Land Use Appeals Cases

Davis County v. Clearfield City (1988) –Denial of Conditional Use Permit is arbitrary when it is not supported by substantial evidence.

Patterson v. American Fork (2003) –Administrative remedies must be exhausted before a land use decision may be challenged in court.

Bradley v. Payson City (2003) – Standards of review for legislative and administrative decisions.

Foutz v. City of South Jordan (2004)  - When the alleged violation arises directly from a municipal land use decision, the party must comply with LUDMA’s Appeal section, not LUDMA's enforcement section.

Salt Lake City Mission v. Salt Lake City (2008) –Administrative remedies must be exhausted before a land use decision may be challenged in court.

Fox v. Park City (2008) —Appellate review of land use decisions, what makes a decision arbitrary, capricious, or illegal.

Cedar Mountain Environmental v. Tooele County (2009) –Standing requirements under LUDMA are the same as traditional and alternative standing tests.

Pacific West Communities v. City of Grantsville (2009) –Issues and evidence not presented in administrative hearings will not be considered by a court.

City of Grantsville v. Redevelopment Agency of Tooele City (2010) –Establishing standing, or the right to pursue a claim in court.

Pen & Ink, LLC v. Alpine City (2010) –Review of land use decisions by district and appellate courts.

Petersen v. Riverton City (2010) – Discussion of appeals and right to file lawsuit to pursue claims arising from a land use decision.

Gillmor v. Summit County (2010) –Appeal of land use decision may include any challenge to the decision or the law’s validity.

Krejci v. Saratoga Springs (2013) –Zoning ordinances may be subject to initiative and referenda.

Olsen v. Park City (2013) –Appeal period begins to run when all required administrative actions have been completed.

Northern Monticello Alliance v. San Juan County ("NMA I") (2022)  - Third party’s statutory right to appeal land use decision regarding revocation of CUP did not inherently include a due process right to participate in the meeting/hearing producing the decision.

Tooele County v. Erda Community Association (2022) - Each party or "person"--including an association--must exhaust its own administrative remedies before judicial review, regardless of similar appeals made by others, including an association's individual members.

Fuja v. Woodland Hills City (2022) - a city’s inaction to enforce a zoning violation is not itself a separate land use “decision” that can be appealed. 

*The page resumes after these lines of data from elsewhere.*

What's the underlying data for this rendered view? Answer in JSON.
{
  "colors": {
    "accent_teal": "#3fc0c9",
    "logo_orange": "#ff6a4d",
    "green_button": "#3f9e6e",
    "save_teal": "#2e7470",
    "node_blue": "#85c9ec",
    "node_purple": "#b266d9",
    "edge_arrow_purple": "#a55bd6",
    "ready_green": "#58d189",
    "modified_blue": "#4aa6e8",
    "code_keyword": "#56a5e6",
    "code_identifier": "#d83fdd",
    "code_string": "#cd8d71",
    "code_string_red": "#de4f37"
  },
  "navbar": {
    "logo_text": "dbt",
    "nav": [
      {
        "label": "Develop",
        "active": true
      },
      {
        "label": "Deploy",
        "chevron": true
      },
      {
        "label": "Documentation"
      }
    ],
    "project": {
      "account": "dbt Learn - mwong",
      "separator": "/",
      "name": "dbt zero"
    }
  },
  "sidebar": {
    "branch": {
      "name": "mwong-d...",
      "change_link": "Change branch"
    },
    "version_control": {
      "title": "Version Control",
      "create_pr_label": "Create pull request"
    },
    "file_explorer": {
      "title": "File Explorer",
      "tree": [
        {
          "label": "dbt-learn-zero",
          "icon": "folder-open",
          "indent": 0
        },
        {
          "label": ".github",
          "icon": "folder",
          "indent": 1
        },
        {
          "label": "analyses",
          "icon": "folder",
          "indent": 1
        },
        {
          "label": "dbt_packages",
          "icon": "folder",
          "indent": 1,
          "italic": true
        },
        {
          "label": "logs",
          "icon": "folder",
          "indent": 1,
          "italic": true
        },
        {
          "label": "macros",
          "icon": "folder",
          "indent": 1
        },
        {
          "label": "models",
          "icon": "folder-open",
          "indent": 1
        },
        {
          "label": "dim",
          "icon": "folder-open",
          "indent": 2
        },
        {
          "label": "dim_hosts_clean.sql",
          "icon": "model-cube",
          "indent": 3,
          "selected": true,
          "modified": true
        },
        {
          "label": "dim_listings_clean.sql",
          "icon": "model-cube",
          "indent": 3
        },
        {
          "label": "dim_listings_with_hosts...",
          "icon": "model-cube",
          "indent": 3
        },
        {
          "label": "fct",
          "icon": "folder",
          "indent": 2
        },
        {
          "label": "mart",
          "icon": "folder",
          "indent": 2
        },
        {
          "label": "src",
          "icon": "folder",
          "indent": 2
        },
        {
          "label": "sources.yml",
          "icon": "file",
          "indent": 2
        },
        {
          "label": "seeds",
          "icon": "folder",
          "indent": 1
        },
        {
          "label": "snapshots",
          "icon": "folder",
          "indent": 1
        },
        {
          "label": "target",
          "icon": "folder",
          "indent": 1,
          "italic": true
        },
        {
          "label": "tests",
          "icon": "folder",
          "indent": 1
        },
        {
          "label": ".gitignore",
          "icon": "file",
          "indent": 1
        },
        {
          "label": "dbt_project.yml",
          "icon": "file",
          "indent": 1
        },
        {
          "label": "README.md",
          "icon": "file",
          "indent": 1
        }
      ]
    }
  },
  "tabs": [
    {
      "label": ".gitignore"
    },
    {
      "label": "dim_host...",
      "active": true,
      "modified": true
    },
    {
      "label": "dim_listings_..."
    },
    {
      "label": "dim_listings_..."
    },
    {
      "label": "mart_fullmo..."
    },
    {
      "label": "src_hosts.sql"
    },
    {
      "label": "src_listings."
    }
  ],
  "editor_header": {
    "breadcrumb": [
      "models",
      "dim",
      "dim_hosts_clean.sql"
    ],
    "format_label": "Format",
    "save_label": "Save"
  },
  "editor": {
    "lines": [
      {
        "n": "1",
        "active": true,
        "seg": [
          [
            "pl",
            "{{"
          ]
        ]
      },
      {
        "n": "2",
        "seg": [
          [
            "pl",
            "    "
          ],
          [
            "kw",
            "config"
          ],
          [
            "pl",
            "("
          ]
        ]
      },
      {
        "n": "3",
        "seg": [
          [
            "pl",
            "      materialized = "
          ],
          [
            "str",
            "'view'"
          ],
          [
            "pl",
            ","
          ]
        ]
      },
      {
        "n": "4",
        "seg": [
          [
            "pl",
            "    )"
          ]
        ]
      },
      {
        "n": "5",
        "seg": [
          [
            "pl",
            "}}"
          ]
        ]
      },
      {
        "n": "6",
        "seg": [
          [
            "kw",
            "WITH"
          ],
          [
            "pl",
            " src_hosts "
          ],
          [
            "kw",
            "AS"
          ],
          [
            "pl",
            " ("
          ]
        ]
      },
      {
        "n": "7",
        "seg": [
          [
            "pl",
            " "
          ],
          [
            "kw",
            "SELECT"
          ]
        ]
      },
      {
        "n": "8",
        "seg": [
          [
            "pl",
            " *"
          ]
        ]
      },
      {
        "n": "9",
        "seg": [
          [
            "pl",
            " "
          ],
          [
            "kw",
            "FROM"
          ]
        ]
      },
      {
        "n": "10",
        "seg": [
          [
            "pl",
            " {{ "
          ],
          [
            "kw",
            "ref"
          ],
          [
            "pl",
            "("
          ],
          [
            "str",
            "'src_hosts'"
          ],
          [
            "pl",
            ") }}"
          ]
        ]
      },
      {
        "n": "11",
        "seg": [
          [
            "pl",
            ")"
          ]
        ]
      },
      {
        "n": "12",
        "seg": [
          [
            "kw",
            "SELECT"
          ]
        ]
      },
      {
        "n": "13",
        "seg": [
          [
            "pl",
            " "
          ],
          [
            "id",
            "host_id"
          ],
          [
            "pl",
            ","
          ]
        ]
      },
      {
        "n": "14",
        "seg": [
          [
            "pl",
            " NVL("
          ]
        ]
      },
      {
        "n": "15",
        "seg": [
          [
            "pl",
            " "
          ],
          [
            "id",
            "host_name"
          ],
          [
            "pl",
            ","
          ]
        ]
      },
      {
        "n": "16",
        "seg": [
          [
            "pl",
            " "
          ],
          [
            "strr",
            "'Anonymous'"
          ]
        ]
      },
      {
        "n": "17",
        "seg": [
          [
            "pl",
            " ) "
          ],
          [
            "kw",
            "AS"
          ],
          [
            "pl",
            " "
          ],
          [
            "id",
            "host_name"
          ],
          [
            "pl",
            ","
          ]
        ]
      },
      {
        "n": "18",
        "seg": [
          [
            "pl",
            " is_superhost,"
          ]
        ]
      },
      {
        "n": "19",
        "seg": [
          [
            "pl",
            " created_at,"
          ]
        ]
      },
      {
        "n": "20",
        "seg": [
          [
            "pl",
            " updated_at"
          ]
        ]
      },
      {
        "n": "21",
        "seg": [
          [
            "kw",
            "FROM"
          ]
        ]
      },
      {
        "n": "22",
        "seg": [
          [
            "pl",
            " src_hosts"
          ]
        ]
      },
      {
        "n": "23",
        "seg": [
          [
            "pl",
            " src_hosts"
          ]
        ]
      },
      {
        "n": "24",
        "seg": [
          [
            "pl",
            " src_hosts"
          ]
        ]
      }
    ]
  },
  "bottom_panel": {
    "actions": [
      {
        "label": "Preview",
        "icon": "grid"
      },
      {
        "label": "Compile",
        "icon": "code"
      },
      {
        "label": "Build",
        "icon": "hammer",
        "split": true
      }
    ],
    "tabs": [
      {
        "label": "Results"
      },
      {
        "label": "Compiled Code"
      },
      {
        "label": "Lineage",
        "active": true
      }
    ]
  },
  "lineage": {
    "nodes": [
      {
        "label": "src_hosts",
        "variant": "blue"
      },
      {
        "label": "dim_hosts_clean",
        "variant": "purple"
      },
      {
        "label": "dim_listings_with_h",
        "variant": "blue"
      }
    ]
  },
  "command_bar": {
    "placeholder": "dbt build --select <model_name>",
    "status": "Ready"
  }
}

Northern Monticello Alliance v. San Juan County ("NMA II") (2023) - Failure of a land use authority to make adequate written findings was a "fatal flaw" in subsequent decisions of the appeal authority and district court that purported to uphold the land use authority's decision under a deferential standard of review. 

Bermes v. Summit County (2023) - a technical error in citing the wrong ordinance standards in a written decision's conclusions of law did not require the county to allow additional discussion on the application upon a court's remand to correct the findings and conclusions, because the substance of the correct standards had adequately been discussed in the land use authority's proceedings.